As in a dream, Alice was led out of the door, down a different staircase, out into the dusky streets. They walked forever till they came to the Greyhound Bus Station, where, at the candy and souvenirs counter Bessy bought a twenty-nine-cent pair of sunglasses. Alice was glad to have them, for the terminal was painfully bright. You could sleep while you waited on the orange plastic benches, and in the bus you could sleep even better in the soft snuggly seat next to the window, with Bessy's overlapping middle serving almost as a sort of blanket.

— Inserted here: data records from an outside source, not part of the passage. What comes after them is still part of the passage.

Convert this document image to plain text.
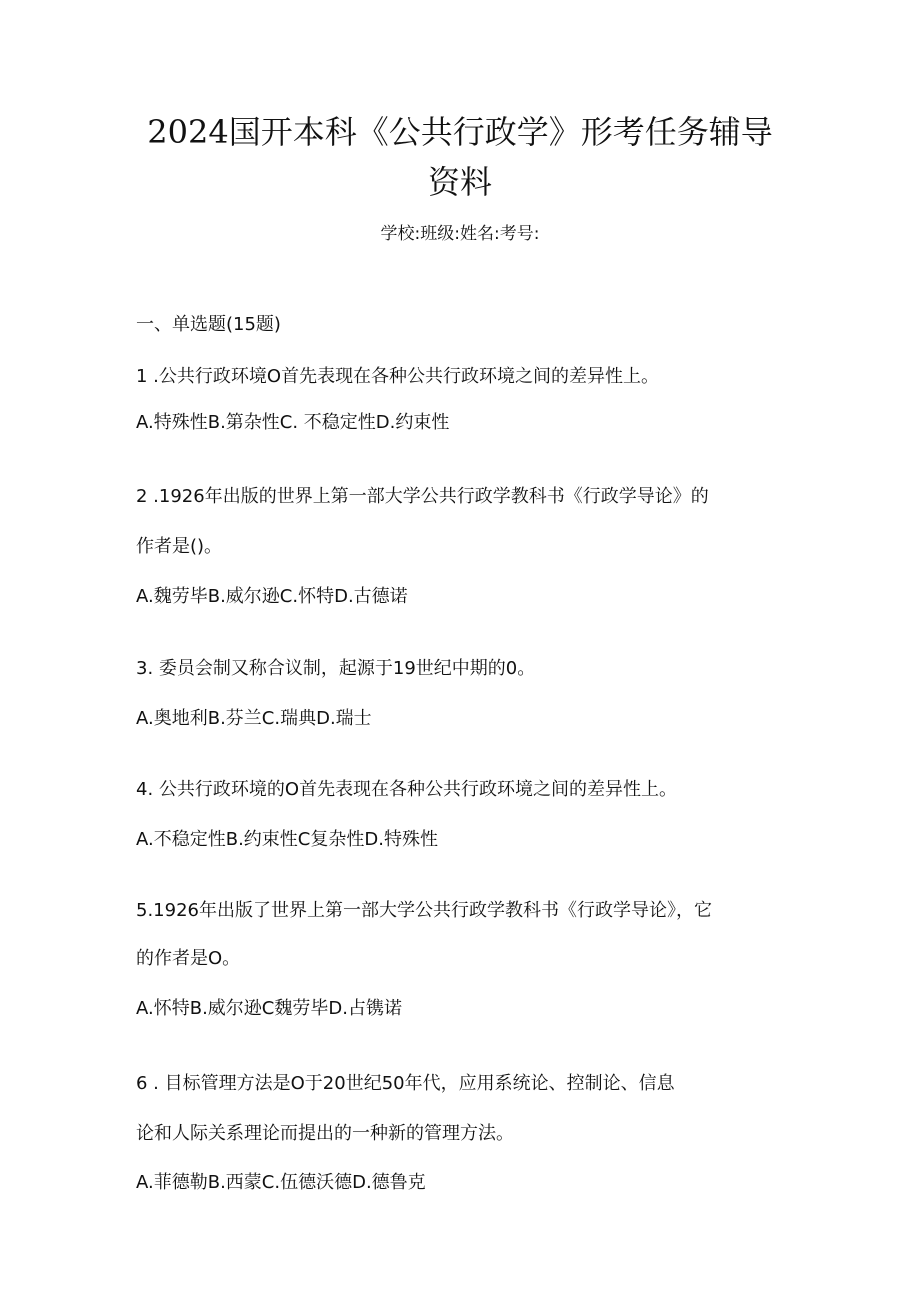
2024国开本科《公共行政学》形考任务辅导
资料
学校:班级:姓名:考号:
一、单选题(15题)
1 .公共行政环境O首先表现在各种公共行政环境之间的差异性上。
A.特殊性B.第杂性C. 不稳定性D.约束性
2 .1926年出版的世界上第一部大学公共行政学教科书《行政学导论》的
作者是()。
A.魏劳毕B.威尔逊C.怀特D.古德诺
3. 委员会制又称合议制，起源于19世纪中期的0。
A.奥地利B.芬兰C.瑞典D.瑞士
4. 公共行政环境的O首先表现在各种公共行政环境之间的差异性上。
A.不稳定性B.约束性C复杂性D.特殊性
5.1926年出版了世界上第一部大学公共行政学教科书《行政学导论》，它
的作者是O。
A.怀特B.威尔逊C魏劳毕D.占镌诺
6 . 目标管理方法是O于20世纪50年代，应用系统论、控制论、信息
论和人际关系理论而提出的一种新的管理方法。
A.菲德勒B.西蒙C.伍德沃德D.德鲁克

With something like surprise, Alice realised that the whining noise she'd been hearing ever since they'd left the hotel was her own voice. She hadn't meant to whine, but rather to scream, to tell the people about her who she was.

The light in the bus went on. A man came down the aisle, crying, for some reason, the single word 'Pillows!'

It was enough. She wakened and struggled to her feet, pushing away the imprisoning fat of her abductress. 'I'm white!' she screamed. 'Look at me! I'm white! I'm white!'

Bessy pushed her back into the soft seat. The lights went off. Alice tried to say more, but her voice was only a pathetic squeak.

'Look at my eyes,' she whispered. 'My eyes are blue.'

'I'm sorry,' Bessy announced to the bus at large. 'I'm awful sorry, folks. My little Dinah here ain't never been away from her home before, has you, Dinah honey? And this trip up north has got her all upset. You've got to excuse her, folks.'

But no one appeared to be listening to the apology. No one appeared to have heard Alice's outburst. None of the whole embarrassing incident had, as far as they were concerned, even happened.